Thursday 18 August 2011

The tyranny of swimming pools


They say that running is a very democratic sport. You don't need to invest a fortune in order to participate. You just need a pair of legs and a place to run. You can choose to run by yourself or with others. In a park full of people or in the woods, all alone.

Swimming, on the other hand, is a different matter. At least if you live in Sweden and have no choice but to swim in a pool. Then you need to share a very small space with others, regardless of your ability and theirs. Like it or not, you have very little say in the matter.
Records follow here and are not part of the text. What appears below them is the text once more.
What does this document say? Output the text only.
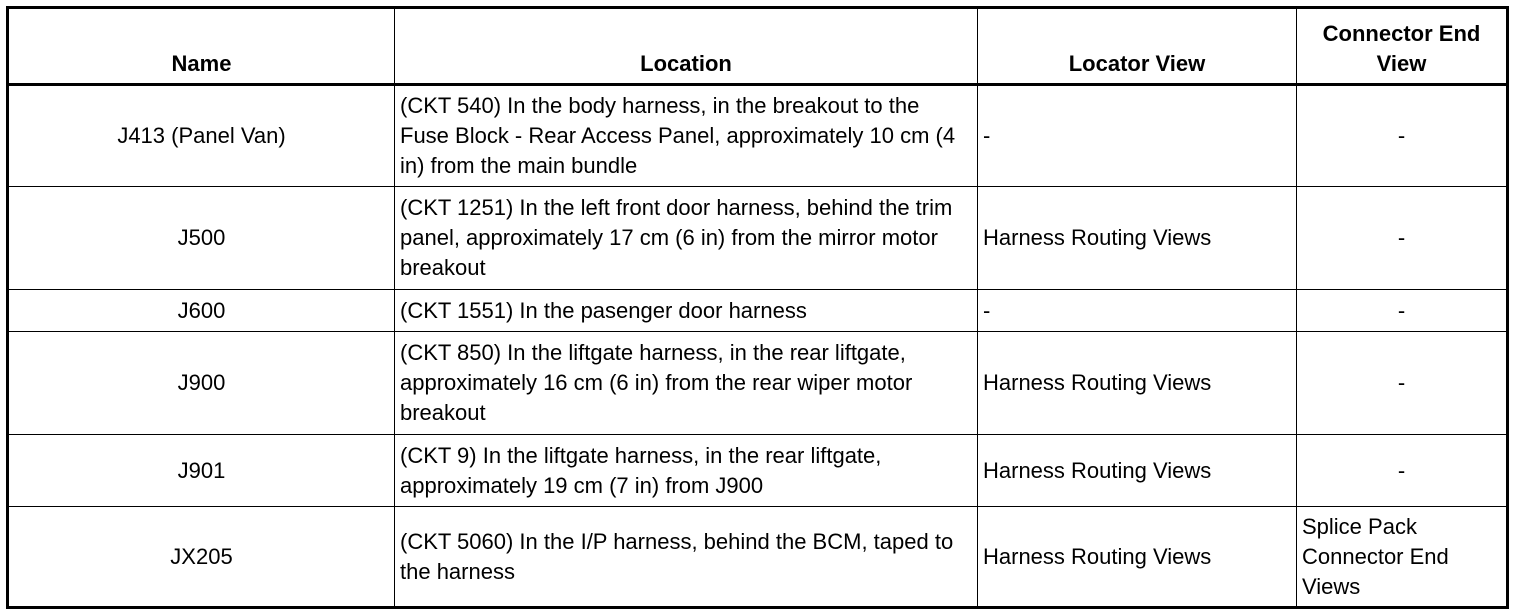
Name	Location	Locator View	Connector End View
J413 (Panel Van)	(CKT 540) In the body harness, in the breakout to the Fuse Block - Rear Access Panel, approximately 10 cm (4 in) from the main bundle	-	-
J500	(CKT 1251) In the left front door harness, behind the trim panel, approximately 17 cm (6 in) from the mirror motor breakout	Harness Routing Views	-
J600	(CKT 1551) In the pasenger door harness	-	-
J900	(CKT 850) In the liftgate harness, in the rear liftgate, approximately 16 cm (6 in) from the rear wiper motor breakout	Harness Routing Views	-
J901	(CKT 9) In the liftgate harness, in the rear liftgate, approximately 19 cm (7 in) from J900	Harness Routing Views	-
JX205	(CKT 5060) In the I/P harness, behind the BCM, taped to the harness	Harness Routing Views	Splice Pack Connector End Views
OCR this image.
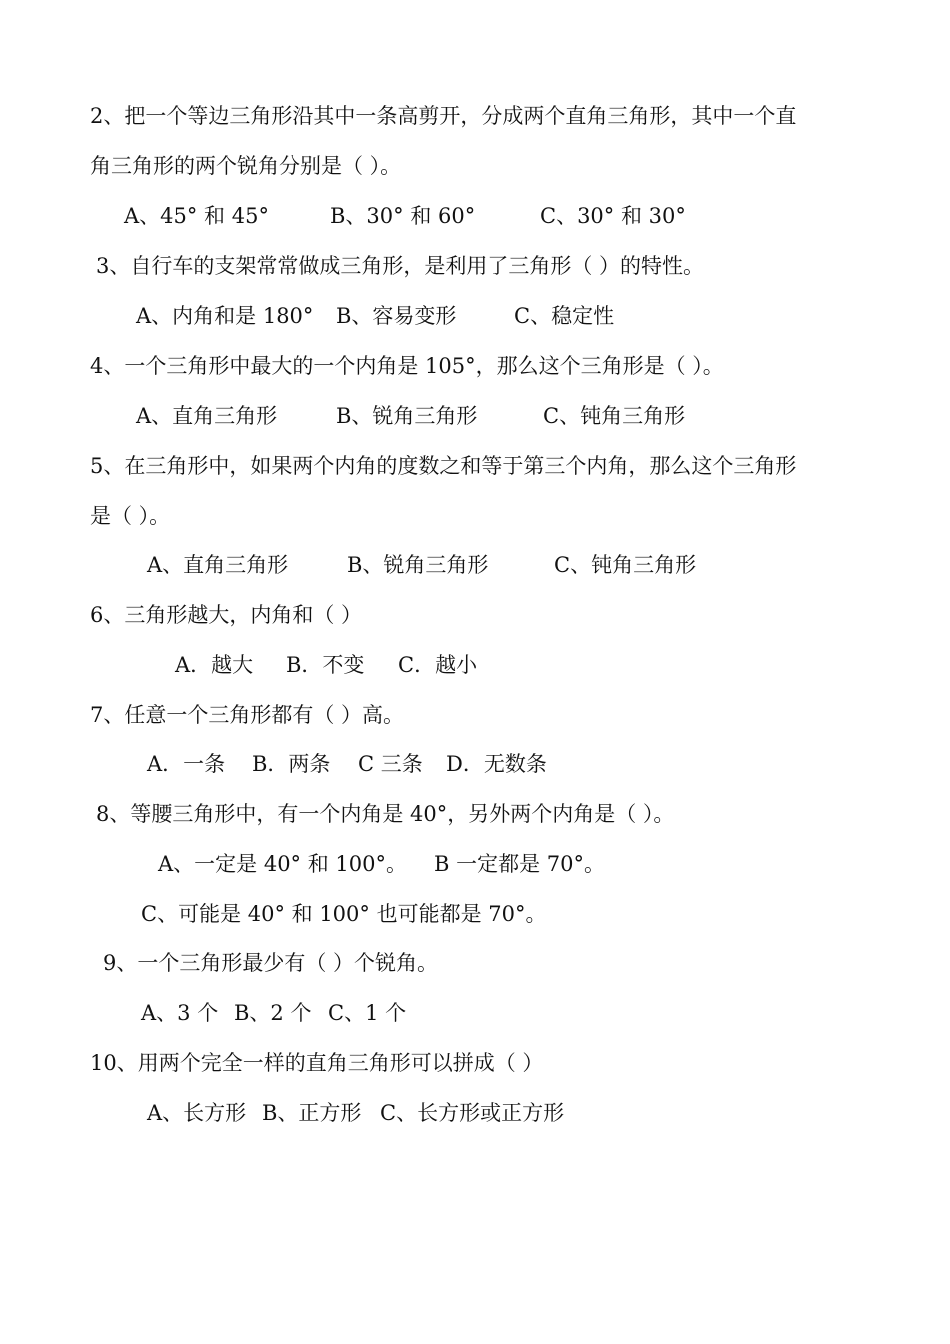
2、把一个等边三角形沿其中一条高剪开，分成两个直角三角形，其中一个直
角三角形的两个锐角分别是（ ）。
A、45° 和 45°	B、30° 和 60°	C、30° 和 30°
3、自行车的支架常常做成三角形，是利用了三角形（ ）的特性。
A、内角和是 180° B、容易变形	C、稳定性
4、一个三角形中最大的一个内角是 105°，那么这个三角形是（ ）。
A、直角三角形	B、锐角三角形	C、钝角三角形
5、在三角形中，如果两个内角的度数之和等于第三个内角，那么这个三角形
是（ ）。
A、直角三角形	B、锐角三角形	C、钝角三角形
6、三角形越大，内角和（ ）
A．越大 B．不变 C．越小
7、任意一个三角形都有（ ）高。
A．一条 B．两条 C 三条 D．无数条
8、等腰三角形中，有一个内角是 40°，另外两个内角是（ ）。
A、一定是 40° 和 100°。 B 一定都是 70°。
C、可能是 40° 和 100° 也可能都是 70°。
9、一个三角形最少有（ ）个锐角。
A、3 个 B、2 个 C、1 个
10、用两个完全一样的直角三角形可以拼成（ ）
A、长方形 B、正方形 C、长方形或正方形
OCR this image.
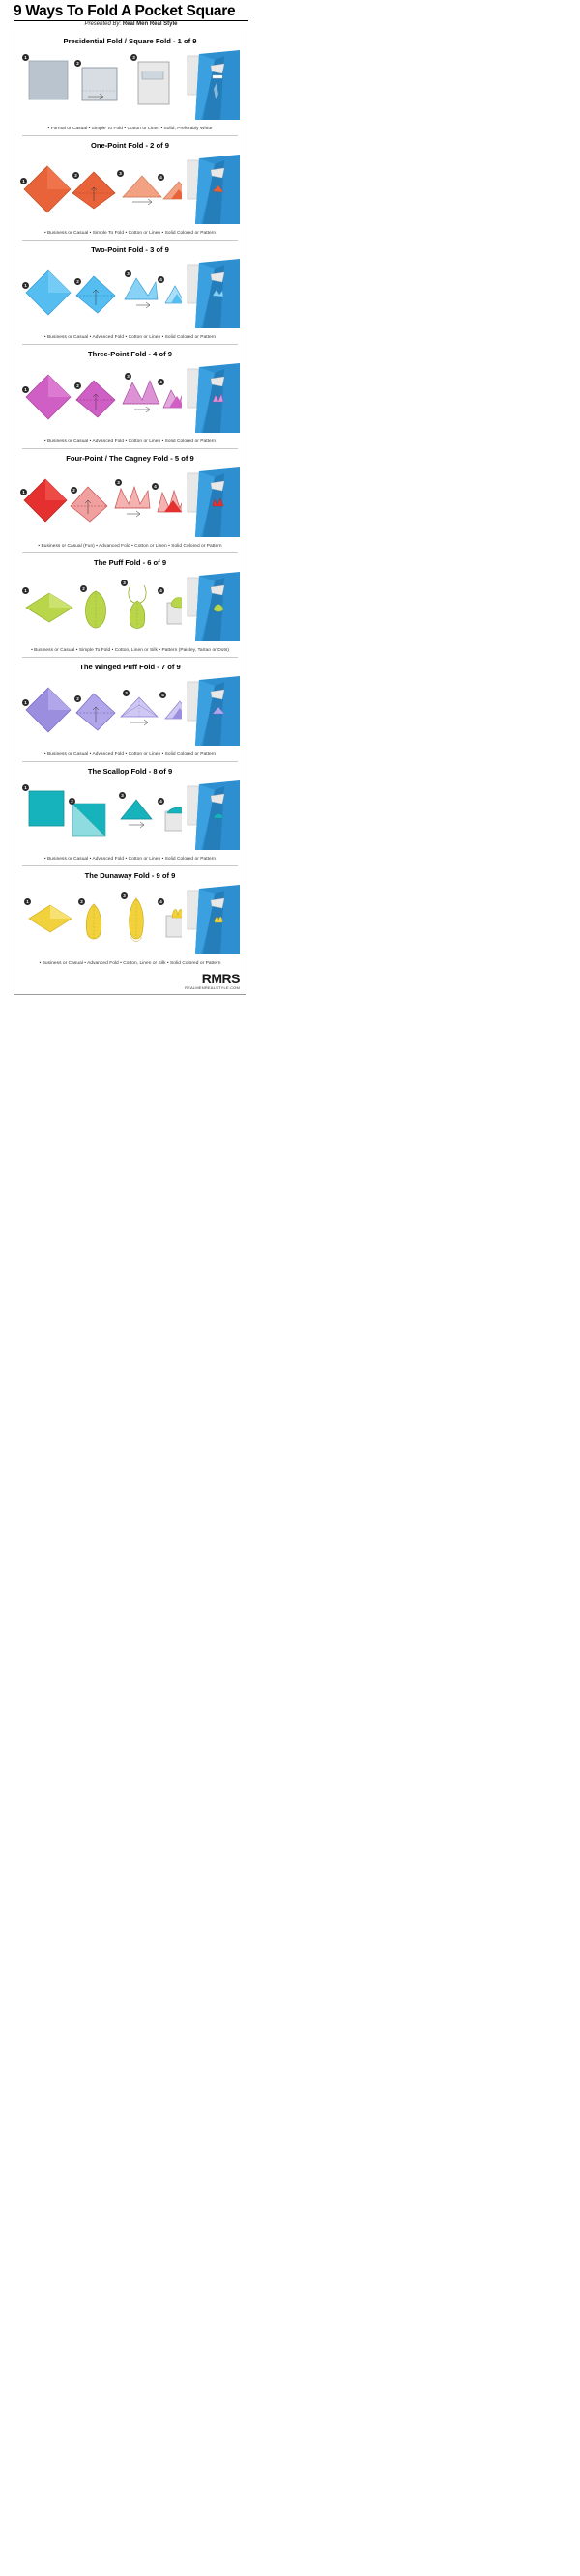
9 Ways To Fold A Pocket Square
Presented By: Real Men Real Style
Presidential Fold / Square Fold - 1 of 9
1
2
3
• Formal or Casual • Simple To Fold • Cotton or Linen • Solid, Preferably White
One-Point Fold - 2 of 9
1
2	3
4
• Business or Casual • Simple To Fold • Cotton or Linen • Solid Colored or Pattern
Two-Point Fold - 3 of 9
1
2
3
4
• Business or Casual • Advanced Fold • Cotton or Linen • Solid Colored or Pattern
Three-Point Fold - 4 of 9
1
2
3
4
• Business or Casual • Advanced Fold • Cotton or Linen • Solid Colored or Pattern
Four-Point / The Cagney Fold - 5 of 9
1	2
3
4
• Business or Casual (Fun) • Advanced Fold • Cotton or Linen • Solid Colored or Pattern
The Puff Fold - 6 of 9
1	2
3
4
• Business or Casual • Simple To Fold • Cotton, Linen or Silk • Pattern (Paisley, Tartan or Dots)
The Winged Puff Fold - 7 of 9
1
2
3	4
• Business or Casual • Advanced Fold • Cotton or Linen • Solid Colored or Pattern
The Scallop Fold - 8 of 9
1
2
3
4
• Business or Casual • Advanced Fold • Cotton or Linen • Solid Colored or Pattern
The Dunaway Fold - 9 of 9
1	2
3
4
• Business or Casual • Advanced Fold • Cotton, Linen or Silk • Solid Colored or Pattern
RMRS
REALMENREALSTYLE.COM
So, as I entered the pool for the first time in months, I wondered apprehensively how the day's session would be. Would I get kicked in the face? Get a bucket of water on my face by an over enthusiastic crawl swimmer? Have to zigzag to avoid the slow swimmers? All of the above?


Well, at least I didn't get kicked in the face. But I did swallow an unhealthy dose of chlorinated water when an ambitious swimmer crawled past me vigorously, causing a minor tsunami to find its way into my nose.
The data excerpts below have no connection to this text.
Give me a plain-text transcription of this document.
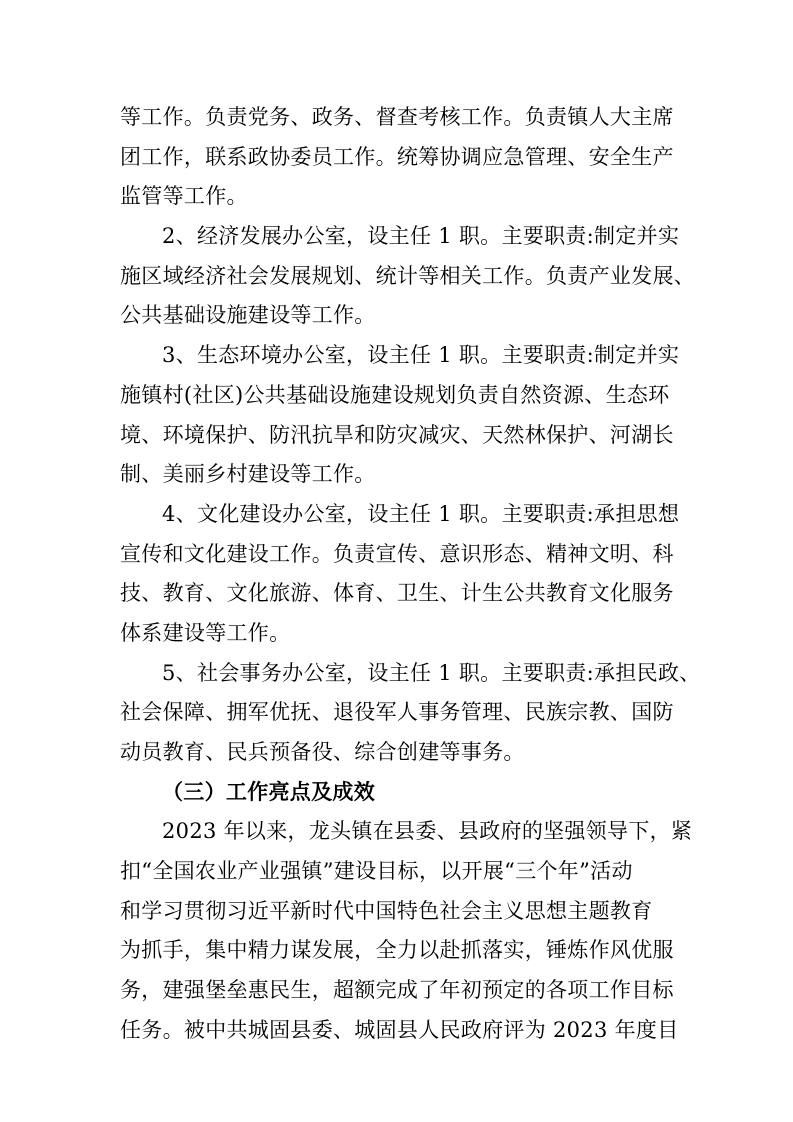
等工作。负责党务、政务、督查考核工作。负责镇人大主席
团工作，联系政协委员工作。统筹协调应急管理、安全生产
监管等工作。
2、经济发展办公室，设主任 1 职。主要职责:制定并实
施区域经济社会发展规划、统计等相关工作。负责产业发展、
公共基础设施建设等工作。
3、生态环境办公室，设主任 1 职。主要职责:制定并实
施镇村(社区)公共基础设施建设规划负责自然资源、生态环
境、环境保护、防汛抗旱和防灾减灾、天然林保护、河湖长
制、美丽乡村建设等工作。
4、文化建设办公室，设主任 1 职。主要职责:承担思想
宣传和文化建设工作。负责宣传、意识形态、精神文明、科
技、教育、文化旅游、体育、卫生、计生公共教育文化服务
体系建设等工作。
5、社会事务办公室，设主任 1 职。主要职责:承担民政、
社会保障、拥军优抚、退役军人事务管理、民族宗教、国防
动员教育、民兵预备役、综合创建等事务。
（三）工作亮点及成效
2023 年以来，龙头镇在县委、县政府的坚强领导下，紧
扣“全国农业产业强镇”建设目标，以开展“三个年”活动
和学习贯彻习近平新时代中国特色社会主义思想主题教育
为抓手，集中精力谋发展，全力以赴抓落实，锤炼作风优服
务，建强堡垒惠民生，超额完成了年初预定的各项工作目标
任务。被中共城固县委、城固县人民政府评为 2023 年度目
Have you tasted chlorinated water? It's about as palatable as cat litter.

I tried to suppress my cough and keep swimming but it was no use. The agonizing coughing noises I made to relieve my nose from the burning sensation reverberated off the walls, startling a few old ladies doing the dog swim in the slow lane. But my torture didn't end there. As I swam on, trying to expel the last drops of water from my throat, I was met by several obstacles. First, the lady that had snubbed the slow lane, in order to float vertically in the middle of the pool, motionlessly. Then, the group of pensioners jumping up and down in a corner at the shallow end.

What's wrong with using the slow lane for such activities, instead of forcing me (and the others who are there to - I know it's hard to imagine, but try - SWIM) to swim around them? Why? Why use the central lane? Why on earth would you pay good money to stand there and jump for 10 minutes, blocking my way, only to go out and disappear afterwards?

Swimming pools are evil.

Bitching aside, the actual swimming part of this session went really well, by my standards. I remember the first couple of times I tried to swim in the pool, struggling to even get past 25 metres using breaststroke. Now I can swim 100 metres without resting. I think I can hear the phone ringing right now. Must be Sweden's Olympic Team, asking me to join them.